Шрифт:
Я рассказал одному знакомому прозаику (сейчас он довольно известен). Он написал (пиршество слога и стиля). У него получилось о нищете нашего духа. О том, что вот, вместо того, чтоб напоследок «окинуть взором, осмыслить жизнь»… Живописал деградацию высокого интеллектуала (сочувственно живописал. Сочувствие было искренним. Но это сочувствие литератора). Его рассказ так и назывался «Стерлядь». Он не задумался только, что есть кое-что поважнее, поглубже, чем «окинуть взором», и в самом неосмыслении жизни «напоследок» кроется смысл, пусть весьма неудобный для нас и не лестный для жизни… А вообще-то чувство было такое, что я невзначай предал Марка.
А знаешь, я любил его. Сострадал. Но при всем при этом было чуть ли не удовлетворение какое-то оттого, что время работает против него. Это как доказательство, что оно на моей стороне (?) Как обещание жизни яркой и чистой (?) По наивности, наверно, я считал тогда, что моя любовь к нему оправдывает меня за все это.
Что касается стерляди, то была его тяжба, его счеты, его склока с судьбой – на ее поле. Он так хотел, так стремился, что отодвинул болезнь на время какое-то. Что здесь совпадение, несовпадение – фантазировать не буду, не хочется накручивать лишнего здесь.
– Быть ничем, чтобы вместить все. Или же быть всем с тою же самою целью. Может, не так уж и важно. Но вот это усилие быть, – рассуждает Прокофьев. Берг бесшумно сервирует стол для чая, – взламывать пределы, обнаруживать пределы там, где они не должны и не вправе… в этом есть свое сладострастие. В этом, скорее всего, безнадежном прорыве к тому, чего нет, то, что есть терять безвозвратно (в этом тоже свое сладострастие). Пусть, конечно, здесь высвобождение все-таки…. И сознавать тщету, суетность этого, и открыть мизерность своего знания и не-знания, обретения, не-обретения, слова, безмолвия…
– Это захватывающее в твоей доле ничего нет, – согласился Лехтман, – его не утолить ясностью, целостностью, окончательностью, да что там! даже истиной. Разве бы ты поменял?!
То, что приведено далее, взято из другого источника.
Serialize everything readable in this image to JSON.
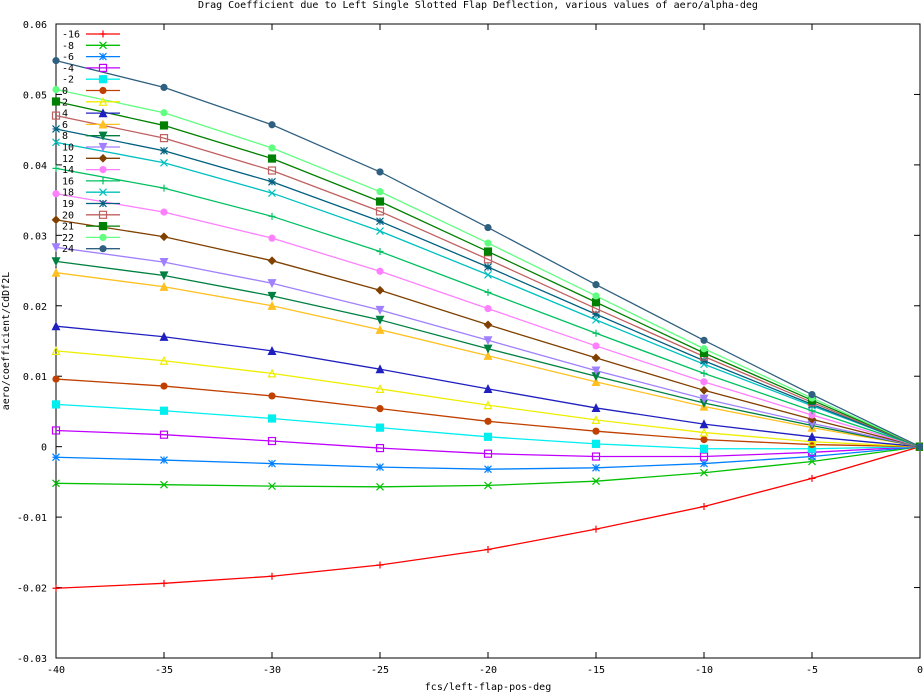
{
  "chart_data": {
    "type": "line",
    "title": "Drag Coefficient due to Left Single Slotted Flap Deflection, various values of aero/alpha-deg",
    "xlabel": "fcs/left-flap-pos-deg",
    "ylabel": "aero/coefficient/CdDf2L",
    "xlim": [
      -40,
      0
    ],
    "ylim": [
      -0.03,
      0.06
    ],
    "x_ticks": [
      "-40",
      "-35",
      "-30",
      "-25",
      "-20",
      "-15",
      "-10",
      "-5",
      "0"
    ],
    "y_ticks": [
      "-0.03",
      "-0.02",
      "-0.01",
      "0",
      "0.01",
      "0.02",
      "0.03",
      "0.04",
      "0.05",
      "0.06"
    ],
    "x_tick_values": [
      -40,
      -35,
      -30,
      -25,
      -20,
      -15,
      -10,
      -5,
      0
    ],
    "y_tick_values": [
      -0.03,
      -0.02,
      -0.01,
      0,
      0.01,
      0.02,
      0.03,
      0.04,
      0.05,
      0.06
    ],
    "grid": false,
    "legend_position": "top-left",
    "x": [
      -40,
      -35,
      -30,
      -25,
      -20,
      -15,
      -10,
      -5,
      0
    ],
    "series": [
      {
        "name": "-16",
        "color": "#ff0000",
        "marker": "plus",
        "values": [
          -0.0201,
          -0.0194,
          -0.0184,
          -0.0168,
          -0.0146,
          -0.0117,
          -0.0085,
          -0.0045,
          0
        ]
      },
      {
        "name": "-8",
        "color": "#00c000",
        "marker": "x",
        "values": [
          -0.0052,
          -0.0054,
          -0.0056,
          -0.0057,
          -0.0055,
          -0.0049,
          -0.0037,
          -0.0021,
          0
        ]
      },
      {
        "name": "-6",
        "color": "#0080ff",
        "marker": "star",
        "values": [
          -0.0015,
          -0.0019,
          -0.0024,
          -0.0029,
          -0.0032,
          -0.003,
          -0.0024,
          -0.0014,
          0
        ]
      },
      {
        "name": "-4",
        "color": "#c000ff",
        "marker": "square",
        "values": [
          0.0023,
          0.0017,
          0.0008,
          -0.0002,
          -0.001,
          -0.0014,
          -0.0014,
          -0.0008,
          0
        ]
      },
      {
        "name": "-2",
        "color": "#00eeee",
        "marker": "filled-square",
        "values": [
          0.006,
          0.0051,
          0.004,
          0.0027,
          0.0014,
          0.0004,
          -0.0003,
          -0.0003,
          0
        ]
      },
      {
        "name": "0",
        "color": "#c04000",
        "marker": "filled-circle",
        "values": [
          0.0096,
          0.0086,
          0.0072,
          0.0054,
          0.0036,
          0.0022,
          0.001,
          0.0003,
          0
        ]
      },
      {
        "name": "2",
        "color": "#eeee00",
        "marker": "triangle",
        "values": [
          0.0136,
          0.0122,
          0.0104,
          0.0082,
          0.0059,
          0.0038,
          0.002,
          0.0007,
          0
        ]
      },
      {
        "name": "4",
        "color": "#2020c0",
        "marker": "filled-triangle",
        "values": [
          0.0171,
          0.0156,
          0.0136,
          0.011,
          0.0082,
          0.0055,
          0.0032,
          0.0014,
          0
        ]
      },
      {
        "name": "6",
        "color": "#ffc020",
        "marker": "filled-triangle",
        "values": [
          0.0247,
          0.0227,
          0.02,
          0.0166,
          0.0129,
          0.0092,
          0.0057,
          0.0027,
          0
        ]
      },
      {
        "name": "8",
        "color": "#008040",
        "marker": "filled-triangle-down",
        "values": [
          0.0263,
          0.0243,
          0.0214,
          0.018,
          0.0139,
          0.01,
          0.0062,
          0.003,
          0
        ]
      },
      {
        "name": "10",
        "color": "#a080ff",
        "marker": "filled-triangle-down",
        "values": [
          0.0283,
          0.0262,
          0.0232,
          0.0194,
          0.0151,
          0.0108,
          0.0068,
          0.0033,
          0
        ]
      },
      {
        "name": "12",
        "color": "#804000",
        "marker": "filled-diamond",
        "values": [
          0.0322,
          0.0298,
          0.0264,
          0.0222,
          0.0173,
          0.0126,
          0.008,
          0.0039,
          0
        ]
      },
      {
        "name": "14",
        "color": "#ff80ff",
        "marker": "filled-circle",
        "values": [
          0.0359,
          0.0333,
          0.0296,
          0.0249,
          0.0196,
          0.0143,
          0.0092,
          0.0045,
          0
        ]
      },
      {
        "name": "16",
        "color": "#00c060",
        "marker": "plus",
        "values": [
          0.0395,
          0.0367,
          0.0327,
          0.0277,
          0.0219,
          0.0161,
          0.0104,
          0.0051,
          0
        ]
      },
      {
        "name": "18",
        "color": "#00c0c0",
        "marker": "x",
        "values": [
          0.0432,
          0.0403,
          0.036,
          0.0306,
          0.0244,
          0.018,
          0.0117,
          0.0058,
          0
        ]
      },
      {
        "name": "19",
        "color": "#006080",
        "marker": "star",
        "values": [
          0.0451,
          0.042,
          0.0376,
          0.032,
          0.0255,
          0.0188,
          0.0122,
          0.006,
          0
        ]
      },
      {
        "name": "20",
        "color": "#c06060",
        "marker": "square",
        "values": [
          0.047,
          0.0438,
          0.0392,
          0.0334,
          0.0266,
          0.0196,
          0.0128,
          0.0063,
          0
        ]
      },
      {
        "name": "21",
        "color": "#008000",
        "marker": "filled-square",
        "values": [
          0.049,
          0.0456,
          0.0409,
          0.0348,
          0.0277,
          0.0205,
          0.0133,
          0.0066,
          0
        ]
      },
      {
        "name": "22",
        "color": "#60ff80",
        "marker": "filled-circle",
        "values": [
          0.0507,
          0.0474,
          0.0424,
          0.0362,
          0.0289,
          0.0214,
          0.0139,
          0.0069,
          0
        ]
      },
      {
        "name": "24",
        "color": "#306080",
        "marker": "filled-circle",
        "values": [
          0.0548,
          0.051,
          0.0457,
          0.039,
          0.0311,
          0.023,
          0.0151,
          0.0074,
          0
        ]
      }
    ]
  }
}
– Хороший вопрос, – сказал Лоттер, – поменял бы то, что тебе не дается, на то, что тебе не дано?
– Знаешь, Макс, – говорит Лехтман, – я думал над тем нашим давешним разговором: Ничто есть Ничто и это возможность Бытия. И это глубже собственно бытийных оснований и безосновности, точней, это их возможность. Из Ничто возможность… Именно Ничто «дозволяет» ту самую согласованность.
– Я все-таки считаю, – начал Лоттер и поправился (не без самоиронии), – в последнее время считаю, что Бытие наделяет этим есть Ничто – из Бытия возможность. Из Бытия то, что «больше» и «глубже» Бытия.
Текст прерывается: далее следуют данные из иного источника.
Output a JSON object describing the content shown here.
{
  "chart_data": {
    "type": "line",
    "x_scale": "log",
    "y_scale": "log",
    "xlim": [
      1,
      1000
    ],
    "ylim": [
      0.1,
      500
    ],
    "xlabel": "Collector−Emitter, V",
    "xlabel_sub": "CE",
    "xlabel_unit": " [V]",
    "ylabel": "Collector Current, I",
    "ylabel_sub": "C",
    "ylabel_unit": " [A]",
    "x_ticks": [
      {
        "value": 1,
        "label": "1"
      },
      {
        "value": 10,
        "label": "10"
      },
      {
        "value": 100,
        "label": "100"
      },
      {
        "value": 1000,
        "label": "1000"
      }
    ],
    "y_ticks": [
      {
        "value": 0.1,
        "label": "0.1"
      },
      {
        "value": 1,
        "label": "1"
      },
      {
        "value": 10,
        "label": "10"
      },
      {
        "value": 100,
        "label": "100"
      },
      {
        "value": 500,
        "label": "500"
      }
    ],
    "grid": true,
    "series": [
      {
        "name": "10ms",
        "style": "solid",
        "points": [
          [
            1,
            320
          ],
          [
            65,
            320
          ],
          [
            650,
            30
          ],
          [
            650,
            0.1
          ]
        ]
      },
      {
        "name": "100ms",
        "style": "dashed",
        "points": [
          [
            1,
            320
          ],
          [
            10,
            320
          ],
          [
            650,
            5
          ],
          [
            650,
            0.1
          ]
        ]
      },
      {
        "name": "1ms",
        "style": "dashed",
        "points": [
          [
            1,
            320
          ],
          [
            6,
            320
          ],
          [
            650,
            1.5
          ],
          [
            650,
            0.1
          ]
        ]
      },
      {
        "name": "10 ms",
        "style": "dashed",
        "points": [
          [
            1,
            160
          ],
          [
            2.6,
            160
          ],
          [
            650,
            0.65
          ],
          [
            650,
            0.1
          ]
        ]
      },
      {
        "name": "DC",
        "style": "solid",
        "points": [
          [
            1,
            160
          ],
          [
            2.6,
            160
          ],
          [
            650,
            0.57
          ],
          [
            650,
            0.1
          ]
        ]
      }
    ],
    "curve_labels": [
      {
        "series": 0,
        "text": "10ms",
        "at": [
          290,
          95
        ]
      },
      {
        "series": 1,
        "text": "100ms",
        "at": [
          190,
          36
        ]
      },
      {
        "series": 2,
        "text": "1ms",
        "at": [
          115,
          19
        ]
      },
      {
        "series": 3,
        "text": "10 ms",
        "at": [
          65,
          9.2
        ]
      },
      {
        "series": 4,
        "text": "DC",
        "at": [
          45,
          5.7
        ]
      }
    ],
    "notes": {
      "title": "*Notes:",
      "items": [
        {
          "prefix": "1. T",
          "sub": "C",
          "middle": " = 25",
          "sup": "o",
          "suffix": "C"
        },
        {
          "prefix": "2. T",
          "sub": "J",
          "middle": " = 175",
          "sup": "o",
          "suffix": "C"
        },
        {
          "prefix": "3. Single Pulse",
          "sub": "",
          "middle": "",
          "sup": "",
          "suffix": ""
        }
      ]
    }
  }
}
– Нет, только благодаря Ничто, – начал жестикулировать Лехтман, – и в Ничто.
– Насколько я понял вас, господа, – перебил Прокофьев, – спор у нас сегодня о том, из Ничто или же из Бытия мы имеем возможность (возможность возможности) Бытия, которое есть Ничто?
– Ничто в своем нет – неисчерпаемом, непостижимом, – Лехтман проигнорировал эту его иронию, – вмещает есть. И здесь не может быть равенства. Все, что есть в своем сущностном, сущнейшем, наносном есть, потому что вобрано в это нет (это касается, кстати, и самого «есть» Ничто), и этим превосходит любое свое осуществление.
– И неосуществление свое тоже превосходит, если вобрано в «нет» – быстро сказал Лоттер, – ну и что из этого?
– Если все это так, – заговорил Прокофьев, – то «ваши» Ничто и Бытие чего-то так и не смогут. Никогда не смогут своего глубинного, самого, «главного»… Если, разумеется, не объявлять неудачу последней, самой главной победой, если не молиться на собственный предел познания и виденья.
– Это, наверно, и есть безысходность реальности, – ответил Лоттер, – если Ничто и Бытие могут все – это была бы какая-то другая реальность.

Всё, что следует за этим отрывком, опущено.